Discovery 2: One-size-fits-all was killing high-value prospects
The cross-conversation analysis surfaced a contradiction invisible in any single call: some prospects said "we've already been funded" while others said "I need help getting started." Both received the same workshop and the same sales pitch.
Workshop attendees explicitly said "the workshop was pretty much basic." Not all of them — but enough that it was a pattern, not an outlier.
Funded startups wanting strategic mentorship were being treated like first-time founders needing idea validation. The company was losing its highest-value prospects because it couldn't distinguish between segments.
Discovery 3: Zero competitive mentions
Across 1,117 qualifying calls, not a single prospect mentioned a competitor by name. Zero.
For most companies, this sounds like good news. The founders immediately recognized the red flag: if nobody is comparing you to alternatives, it means either you have no competition (unlikely in startup services) or your prospects don't see you as being in the same category as the alternatives they're actually considering.

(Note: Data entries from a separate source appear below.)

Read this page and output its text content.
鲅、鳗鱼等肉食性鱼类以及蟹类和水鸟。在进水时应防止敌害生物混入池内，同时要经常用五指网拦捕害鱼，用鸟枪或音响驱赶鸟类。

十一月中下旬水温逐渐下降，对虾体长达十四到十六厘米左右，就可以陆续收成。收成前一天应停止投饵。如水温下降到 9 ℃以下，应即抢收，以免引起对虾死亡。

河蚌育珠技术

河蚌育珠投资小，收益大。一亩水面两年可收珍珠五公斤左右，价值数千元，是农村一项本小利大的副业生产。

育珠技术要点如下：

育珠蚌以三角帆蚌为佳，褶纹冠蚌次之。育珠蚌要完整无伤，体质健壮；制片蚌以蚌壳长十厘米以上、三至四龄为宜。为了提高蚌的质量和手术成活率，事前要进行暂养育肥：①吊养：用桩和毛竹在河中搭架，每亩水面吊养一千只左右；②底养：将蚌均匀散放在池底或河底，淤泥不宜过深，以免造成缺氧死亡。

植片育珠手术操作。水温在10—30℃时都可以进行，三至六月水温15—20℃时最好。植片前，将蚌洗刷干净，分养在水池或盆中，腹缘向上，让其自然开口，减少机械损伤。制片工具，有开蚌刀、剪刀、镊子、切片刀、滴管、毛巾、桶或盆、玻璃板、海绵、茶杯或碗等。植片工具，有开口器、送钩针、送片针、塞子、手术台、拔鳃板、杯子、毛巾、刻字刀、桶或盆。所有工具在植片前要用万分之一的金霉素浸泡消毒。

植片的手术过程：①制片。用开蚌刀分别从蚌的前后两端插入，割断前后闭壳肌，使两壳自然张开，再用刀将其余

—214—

The positioning was so different from established accelerators and angel networks that prospects weren't even making the comparison. That's not differentiation — that's invisibility.
Discovery 4: The workshop funnel was leaking at every stage
10 evidence threads showed positive workshop feedback ("it was quite insightful," "it was awesome"). But 5 separate threads revealed the opposite: attendance was inconsistent, follow-ups went to voicemail, and prospects who attended didn't understand the next steps.
The workshop was generating leads. It wasn't converting them.
The founder reaction
When we walked the founders through these findings, the conversation shifted from "how do we get more leads" to "how do we fix our segmentation." They realized the volume wasn't the problem — they were making 2,270 calls. The targeting was the problem.
Three immediate actions came out of the session:
1. Segment prospects into three tiers before the first call
2. Call within minutes of registration, not the next day
3. Create separate workshop tracks for different founder stages
The methodology
- 2,273 PDF transcripts from Zoho CRM, processed with custom PDF parser
- Quality filter: 51% noise removed before analysis
- Two-pass extraction: comprehension pass + structured extraction per call
- Evidence compilation: 20 cross-conversation threads identified
- 9 reports generated: each for a different audience and use case
The quality filter alone saved the analysis from being diluted by 1,156 low-value transcripts. The insights that emerged from the remaining 1,117 calls were specific, actionable, and — most importantly — invisible in any single call review.
2,270 calls is a lot of data. 1,117 qualifying calls is a lot of intelligence. The difference is knowing which ones to read.